Paul Berbey

C’est avec une profonde émotion que j’ai appris la disparition d’une figure emblématique de notre ville de Beaune. Paul Berbey, c’est un symbole, c’est un Beaunois dans toute l’acception du terme, Paul Berbey, c’était un acteur majeur de notre cité.

Né à Beaune le 3 septembre 1936, il aimait à dire « je suis un vrai beaunois, produit d’avant-guerre ». Cet homme si hâbleur, si jovial cachait un drame puisqu’il fut orphelin de mère à 9 ans et fut élevé à la Charité.
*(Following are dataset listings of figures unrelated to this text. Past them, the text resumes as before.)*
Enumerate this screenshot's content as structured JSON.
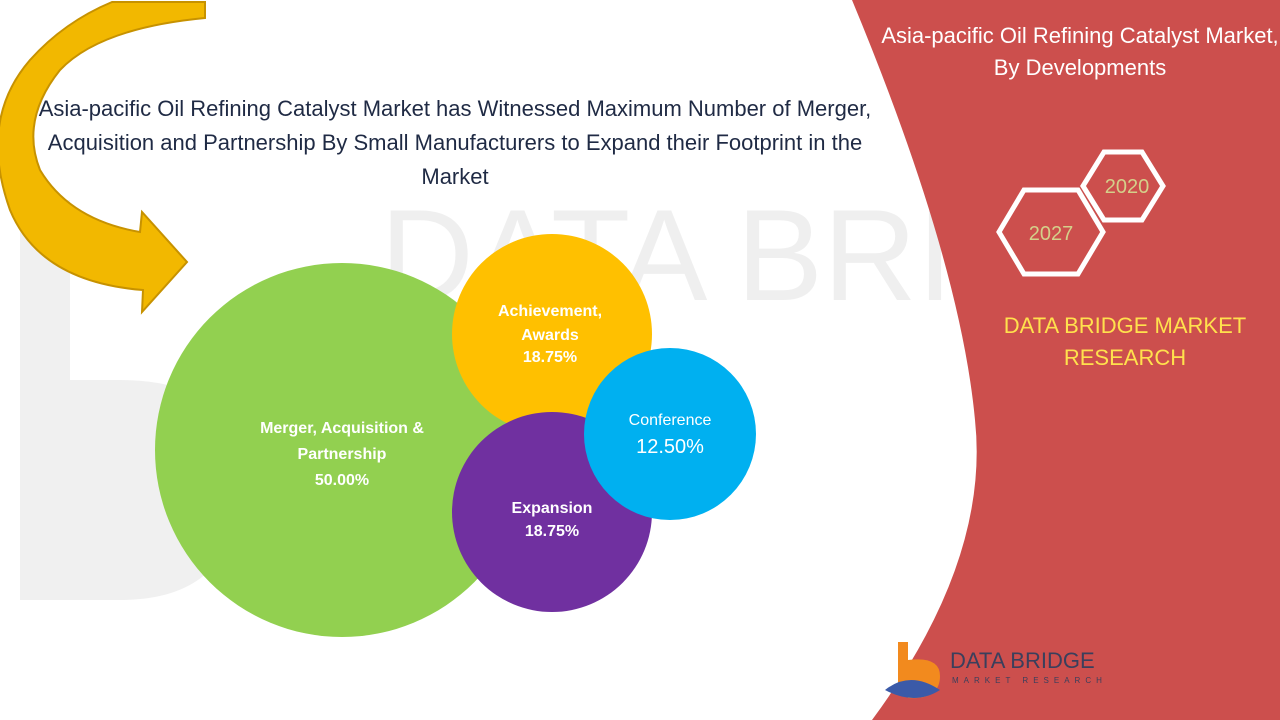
{
  "headline": "Asia-pacific Oil Refining Catalyst Market has Witnessed Maximum Number of Merger, Acquisition and Partnership By Small Manufacturers to Expand their Footprint in the Market",
  "panel_title": "Asia-pacific Oil Refining Catalyst Market, By Developments",
  "years": {
    "start": "2020",
    "end": "2027"
  },
  "brand": "DATA BRIDGE MARKET RESEARCH",
  "logo": {
    "name": "DATA BRIDGE",
    "tagline": "MARKET RESEARCH"
  },
  "colors": {
    "panel": "#cc4f4d",
    "arrow": "#f2b800",
    "merger": "#92d050",
    "achievement": "#ffc000",
    "conference": "#00b0f0",
    "expansion": "#7030a0",
    "brand_text": "#ffe14d"
  },
  "chart_data": {
    "type": "bubble",
    "categories": [
      "Merger, Acquisition & Partnership",
      "Achievement, Awards",
      "Conference",
      "Expansion"
    ],
    "values": [
      50.0,
      18.75,
      12.5,
      18.75
    ],
    "value_labels": [
      "50.00%",
      "18.75%",
      "12.50%",
      "18.75%"
    ],
    "series": [
      {
        "name": "Merger, Acquisition & Partnership",
        "value": 50.0,
        "label": "50.00%",
        "color": "#92d050"
      },
      {
        "name": "Achievement, Awards",
        "value": 18.75,
        "label": "18.75%",
        "color": "#ffc000"
      },
      {
        "name": "Conference",
        "value": 12.5,
        "label": "12.50%",
        "color": "#00b0f0"
      },
      {
        "name": "Expansion",
        "value": 18.75,
        "label": "18.75%",
        "color": "#7030a0"
      }
    ]
  }
}
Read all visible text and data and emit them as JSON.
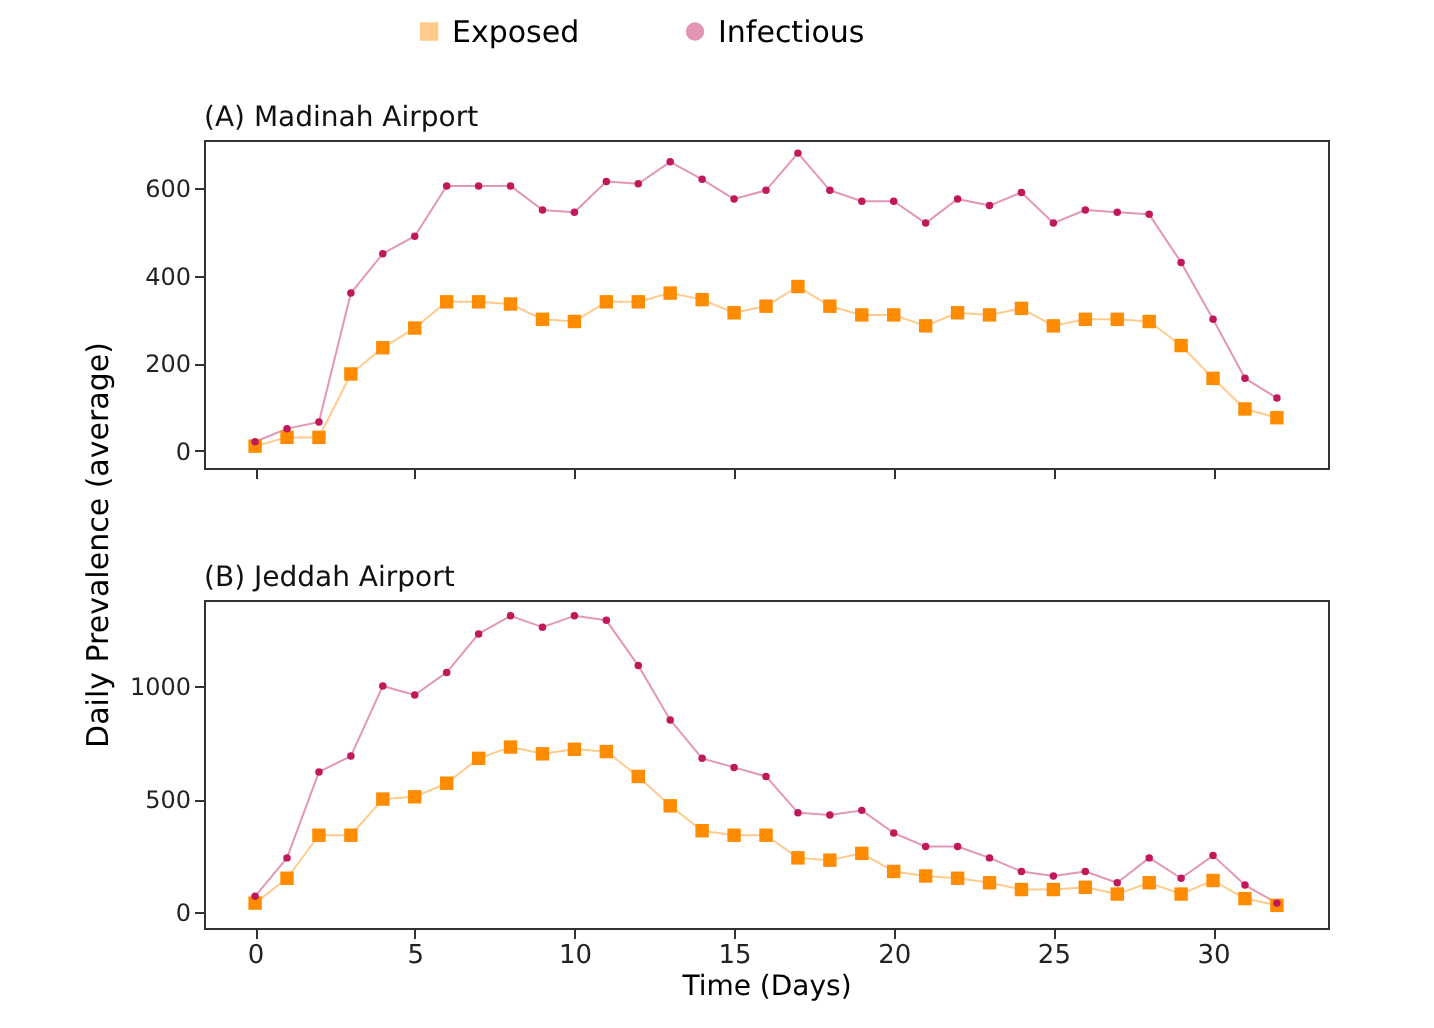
{
  "chart_data": [
    {
      "type": "line",
      "title": "(A) Madinah Airport",
      "legend": "top",
      "tick_labels": "y",
      "grid": false,
      "x": [
        0,
        1,
        2,
        3,
        4,
        5,
        6,
        7,
        8,
        9,
        10,
        11,
        12,
        13,
        14,
        15,
        16,
        17,
        18,
        19,
        20,
        21,
        22,
        23,
        24,
        25,
        26,
        27,
        28,
        29,
        30,
        31,
        32
      ],
      "xlim": [
        -1.6,
        33.6
      ],
      "xticks": [
        0,
        5,
        10,
        15,
        20,
        25,
        30
      ],
      "ylim": [
        -40,
        710
      ],
      "yticks": [
        0,
        200,
        400,
        600
      ],
      "series": [
        {
          "name": "Exposed",
          "color": "#ff8c00",
          "marker": "square",
          "values": [
            10,
            30,
            30,
            175,
            235,
            280,
            340,
            340,
            335,
            300,
            295,
            340,
            340,
            360,
            345,
            315,
            330,
            375,
            330,
            310,
            310,
            285,
            315,
            310,
            325,
            285,
            300,
            300,
            295,
            240,
            165,
            95,
            75
          ]
        },
        {
          "name": "Infectious",
          "color": "#c0185a",
          "marker": "circle",
          "values": [
            20,
            50,
            65,
            360,
            450,
            490,
            605,
            605,
            605,
            550,
            545,
            615,
            610,
            660,
            620,
            575,
            595,
            680,
            595,
            570,
            570,
            520,
            575,
            560,
            590,
            520,
            550,
            545,
            540,
            430,
            300,
            165,
            120
          ]
        }
      ]
    },
    {
      "type": "line",
      "title": "(B) Jeddah Airport",
      "grid": false,
      "xlabel": "Time (Days)",
      "ylabel": "Daily Prevalence (average)",
      "x": [
        0,
        1,
        2,
        3,
        4,
        5,
        6,
        7,
        8,
        9,
        10,
        11,
        12,
        13,
        14,
        15,
        16,
        17,
        18,
        19,
        20,
        21,
        22,
        23,
        24,
        25,
        26,
        27,
        28,
        29,
        30,
        31,
        32
      ],
      "xlim": [
        -1.6,
        33.6
      ],
      "xticks": [
        0,
        5,
        10,
        15,
        20,
        25,
        30
      ],
      "ylim": [
        -70,
        1380
      ],
      "yticks": [
        0,
        500,
        1000
      ],
      "series": [
        {
          "color": "#ff8c00",
          "marker": "square",
          "values": [
            40,
            150,
            340,
            340,
            500,
            510,
            570,
            680,
            730,
            700,
            720,
            710,
            600,
            470,
            360,
            340,
            340,
            240,
            230,
            260,
            180,
            160,
            150,
            130,
            100,
            100,
            110,
            80,
            130,
            80,
            140,
            60,
            30
          ]
        },
        {
          "color": "#c0185a",
          "marker": "circle",
          "values": [
            70,
            240,
            620,
            690,
            1000,
            960,
            1060,
            1230,
            1310,
            1260,
            1310,
            1290,
            1090,
            850,
            680,
            640,
            600,
            440,
            430,
            450,
            350,
            290,
            290,
            240,
            180,
            160,
            180,
            130,
            240,
            150,
            250,
            120,
            40
          ]
        }
      ]
    }
  ]
}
Comme son père qui travaillait à la Ville de Beaune aux Espaces verts, il apprend le métier de jardinier et ses talents de chanteur sont vite repérés par les sœurs de la Charité à la messe ! C’est ainsi, que tout jeune enfant de chœur, Paul Berbey exerce sa voix qui en fera par la suite un fougueux Joyeux Bourguignon…mais qui chantera autre chose que des chants religieux !!

Passionné par sa région et son terroir, Paul Berbey passe son diplôme de maître greffeur à la « Viti ». Sorti de la Charité à 16 ans, Paul part aider sa famille qui cultive les jardins du faubourg Perpreuil et de Saint-Jacques jusqu’à son mariage avec Régine Pralon le 28 mai 1960. Entre temps, Paul Berbey a servi en Algérie, ce qui a motivé son engagement dans les associations d’anciens combattants, notamment la FNACA dont il fut le président dévoué et actif.
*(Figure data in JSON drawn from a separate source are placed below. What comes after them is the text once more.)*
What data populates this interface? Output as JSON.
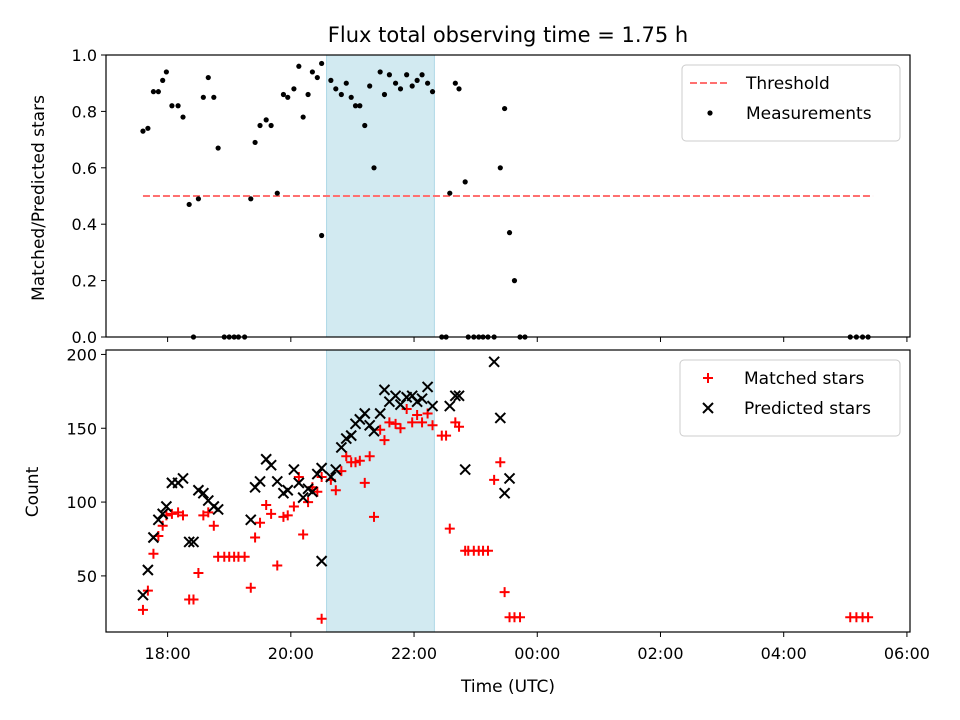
{
  "chart_data": [
    {
      "type": "scatter",
      "title": "Flux total observing time = 1.75 h",
      "ylabel": "Matched/Predicted stars",
      "ylim": [
        0,
        1.0
      ],
      "yticks": [
        0.0,
        0.2,
        0.4,
        0.6,
        0.8,
        1.0
      ],
      "ytick_labels": [
        "0.0",
        "0.2",
        "0.4",
        "0.6",
        "0.8",
        "1.0"
      ],
      "highlight_span": {
        "x0": 20.58,
        "x1": 22.33,
        "color": "#add8e6"
      },
      "threshold": {
        "name": "Threshold",
        "y": 0.5,
        "x0": 17.6,
        "x1": 29.45,
        "color": "#ff7070"
      },
      "series": [
        {
          "name": "Measurements",
          "color": "#000000",
          "points": [
            [
              17.6,
              0.73
            ],
            [
              17.68,
              0.74
            ],
            [
              17.77,
              0.87
            ],
            [
              17.85,
              0.87
            ],
            [
              17.92,
              0.91
            ],
            [
              17.98,
              0.94
            ],
            [
              18.07,
              0.82
            ],
            [
              18.17,
              0.82
            ],
            [
              18.25,
              0.78
            ],
            [
              18.35,
              0.47
            ],
            [
              18.42,
              0.0
            ],
            [
              18.5,
              0.49
            ],
            [
              18.58,
              0.85
            ],
            [
              18.66,
              0.92
            ],
            [
              18.75,
              0.85
            ],
            [
              18.82,
              0.67
            ],
            [
              18.92,
              0.0
            ],
            [
              19.0,
              0.0
            ],
            [
              19.08,
              0.0
            ],
            [
              19.15,
              0.0
            ],
            [
              19.25,
              0.0
            ],
            [
              19.35,
              0.49
            ],
            [
              19.42,
              0.69
            ],
            [
              19.5,
              0.75
            ],
            [
              19.6,
              0.77
            ],
            [
              19.68,
              0.75
            ],
            [
              19.78,
              0.51
            ],
            [
              19.88,
              0.86
            ],
            [
              19.95,
              0.85
            ],
            [
              20.05,
              0.88
            ],
            [
              20.13,
              0.96
            ],
            [
              20.2,
              0.78
            ],
            [
              20.28,
              0.86
            ],
            [
              20.35,
              0.94
            ],
            [
              20.43,
              0.92
            ],
            [
              20.5,
              0.97
            ],
            [
              20.5,
              0.36
            ],
            [
              20.65,
              0.91
            ],
            [
              20.73,
              0.88
            ],
            [
              20.82,
              0.86
            ],
            [
              20.9,
              0.9
            ],
            [
              20.98,
              0.85
            ],
            [
              21.05,
              0.82
            ],
            [
              21.12,
              0.82
            ],
            [
              21.2,
              0.75
            ],
            [
              21.28,
              0.89
            ],
            [
              21.35,
              0.6
            ],
            [
              21.45,
              0.94
            ],
            [
              21.52,
              0.86
            ],
            [
              21.6,
              0.93
            ],
            [
              21.7,
              0.9
            ],
            [
              21.78,
              0.88
            ],
            [
              21.88,
              0.93
            ],
            [
              21.97,
              0.89
            ],
            [
              22.05,
              0.91
            ],
            [
              22.13,
              0.93
            ],
            [
              22.22,
              0.9
            ],
            [
              22.3,
              0.87
            ],
            [
              22.45,
              0.0
            ],
            [
              22.52,
              0.0
            ],
            [
              22.58,
              0.51
            ],
            [
              22.67,
              0.9
            ],
            [
              22.73,
              0.88
            ],
            [
              22.83,
              0.55
            ],
            [
              22.88,
              0.0
            ],
            [
              22.97,
              0.0
            ],
            [
              23.05,
              0.0
            ],
            [
              23.12,
              0.0
            ],
            [
              23.2,
              0.0
            ],
            [
              23.3,
              0.0
            ],
            [
              23.4,
              0.6
            ],
            [
              23.47,
              0.81
            ],
            [
              23.55,
              0.37
            ],
            [
              23.63,
              0.2
            ],
            [
              23.72,
              0.0
            ],
            [
              23.8,
              0.0
            ],
            [
              29.08,
              0.0
            ],
            [
              29.18,
              0.0
            ],
            [
              29.28,
              0.0
            ],
            [
              29.37,
              0.0
            ]
          ]
        }
      ],
      "legend_placement": "top-right"
    },
    {
      "type": "scatter",
      "xlabel": "Time (UTC)",
      "ylabel": "Count",
      "xlim": [
        17.0,
        30.05
      ],
      "ylim": [
        12,
        203
      ],
      "xticks": [
        18,
        20,
        22,
        24,
        26,
        28,
        30
      ],
      "xtick_labels": [
        "18:00",
        "20:00",
        "22:00",
        "00:00",
        "02:00",
        "04:00",
        "06:00"
      ],
      "yticks": [
        50,
        100,
        150,
        200
      ],
      "ytick_labels": [
        "50",
        "100",
        "150",
        "200"
      ],
      "highlight_span": {
        "x0": 20.58,
        "x1": 22.33,
        "color": "#add8e6"
      },
      "series": [
        {
          "name": "Matched stars",
          "color": "#ff0000",
          "marker": "plus",
          "points": [
            [
              17.6,
              27
            ],
            [
              17.68,
              40
            ],
            [
              17.77,
              65
            ],
            [
              17.85,
              77
            ],
            [
              17.92,
              84
            ],
            [
              17.98,
              91
            ],
            [
              18.07,
              92
            ],
            [
              18.17,
              93
            ],
            [
              18.25,
              91
            ],
            [
              18.35,
              34
            ],
            [
              18.42,
              34
            ],
            [
              18.5,
              52
            ],
            [
              18.58,
              91
            ],
            [
              18.66,
              93
            ],
            [
              18.75,
              84
            ],
            [
              18.82,
              63
            ],
            [
              18.92,
              63
            ],
            [
              19.0,
              63
            ],
            [
              19.08,
              63
            ],
            [
              19.15,
              63
            ],
            [
              19.25,
              63
            ],
            [
              19.35,
              42
            ],
            [
              19.42,
              76
            ],
            [
              19.5,
              86
            ],
            [
              19.6,
              98
            ],
            [
              19.68,
              92
            ],
            [
              19.78,
              57
            ],
            [
              19.88,
              90
            ],
            [
              19.95,
              91
            ],
            [
              20.05,
              97
            ],
            [
              20.13,
              117
            ],
            [
              20.2,
              78
            ],
            [
              20.28,
              100
            ],
            [
              20.35,
              110
            ],
            [
              20.43,
              107
            ],
            [
              20.5,
              117
            ],
            [
              20.5,
              21
            ],
            [
              20.65,
              115
            ],
            [
              20.73,
              108
            ],
            [
              20.82,
              121
            ],
            [
              20.9,
              131
            ],
            [
              20.98,
              127
            ],
            [
              21.05,
              127
            ],
            [
              21.12,
              128
            ],
            [
              21.2,
              113
            ],
            [
              21.28,
              131
            ],
            [
              21.35,
              90
            ],
            [
              21.45,
              149
            ],
            [
              21.52,
              142
            ],
            [
              21.6,
              154
            ],
            [
              21.7,
              153
            ],
            [
              21.78,
              150
            ],
            [
              21.88,
              163
            ],
            [
              21.97,
              154
            ],
            [
              22.05,
              159
            ],
            [
              22.13,
              154
            ],
            [
              22.22,
              160
            ],
            [
              22.3,
              152
            ],
            [
              22.45,
              145
            ],
            [
              22.52,
              145
            ],
            [
              22.58,
              82
            ],
            [
              22.67,
              154
            ],
            [
              22.73,
              151
            ],
            [
              22.83,
              67
            ],
            [
              22.88,
              67
            ],
            [
              22.97,
              67
            ],
            [
              23.05,
              67
            ],
            [
              23.12,
              67
            ],
            [
              23.2,
              67
            ],
            [
              23.3,
              115
            ],
            [
              23.4,
              127
            ],
            [
              23.47,
              39
            ],
            [
              23.55,
              22
            ],
            [
              23.63,
              22
            ],
            [
              23.72,
              22
            ],
            [
              29.08,
              22
            ],
            [
              29.18,
              22
            ],
            [
              29.28,
              22
            ],
            [
              29.37,
              22
            ]
          ]
        },
        {
          "name": "Predicted stars",
          "color": "#000000",
          "marker": "x",
          "points": [
            [
              17.6,
              37
            ],
            [
              17.68,
              54
            ],
            [
              17.77,
              76
            ],
            [
              17.85,
              88
            ],
            [
              17.92,
              92
            ],
            [
              17.98,
              97
            ],
            [
              18.07,
              113
            ],
            [
              18.17,
              113
            ],
            [
              18.25,
              116
            ],
            [
              18.35,
              73
            ],
            [
              18.42,
              73
            ],
            [
              18.5,
              108
            ],
            [
              18.58,
              106
            ],
            [
              18.66,
              101
            ],
            [
              18.75,
              97
            ],
            [
              18.82,
              95
            ],
            [
              19.35,
              88
            ],
            [
              19.42,
              110
            ],
            [
              19.5,
              114
            ],
            [
              19.6,
              129
            ],
            [
              19.68,
              125
            ],
            [
              19.78,
              114
            ],
            [
              19.88,
              106
            ],
            [
              19.95,
              108
            ],
            [
              20.05,
              122
            ],
            [
              20.13,
              113
            ],
            [
              20.2,
              103
            ],
            [
              20.28,
              109
            ],
            [
              20.35,
              107
            ],
            [
              20.43,
              119
            ],
            [
              20.5,
              123
            ],
            [
              20.5,
              60
            ],
            [
              20.65,
              117
            ],
            [
              20.73,
              122
            ],
            [
              20.82,
              137
            ],
            [
              20.9,
              143
            ],
            [
              20.98,
              145
            ],
            [
              21.05,
              153
            ],
            [
              21.12,
              156
            ],
            [
              21.2,
              160
            ],
            [
              21.28,
              152
            ],
            [
              21.35,
              148
            ],
            [
              21.45,
              160
            ],
            [
              21.52,
              176
            ],
            [
              21.6,
              168
            ],
            [
              21.7,
              172
            ],
            [
              21.78,
              166
            ],
            [
              21.88,
              171
            ],
            [
              21.97,
              172
            ],
            [
              22.05,
              168
            ],
            [
              22.13,
              170
            ],
            [
              22.22,
              178
            ],
            [
              22.3,
              165
            ],
            [
              22.58,
              165
            ],
            [
              22.67,
              172
            ],
            [
              22.73,
              172
            ],
            [
              22.83,
              122
            ],
            [
              23.3,
              195
            ],
            [
              23.4,
              157
            ],
            [
              23.47,
              106
            ],
            [
              23.55,
              116
            ]
          ]
        }
      ],
      "legend_placement": "top-right"
    }
  ]
}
Après le mariage, il faut alors songer à s’établir, Paul devient caviste chez Jadot puis vigneron à Chorey, le village de son épouse, chez Germain. Après ces diverses expériences, Paul entre en 1965 comme jardinier à l’Hôtel-Dieu, un lieu qu’il animera et qu’il ne quittera plus. De jardinier, il devient maître d’hôtel pour les grandes occasions et les diners au Bastion et dans la Chambre du Roy.

Responsable des espaces verts, maître d’hôtel, caviste, Paul Berbey est omniprésent. Sa verve, son accent bourguignon chaleureux et son énergie le font remarquer du directeur qui lui demande d’être le crieur officiel à la Vente des Vins de 1978, le voilà animateur la plus prestigieuse vente de Charité de France aux côtés de Lino Ventura. Cette première expérience est si concluante que Paul Berbey reste crieur pendant 24 ans ! Chaque Beaunois ayant participé à la Vente se souvient de cet homme jovial et moustachu, de son nœud papillon, de sa bougie à la main.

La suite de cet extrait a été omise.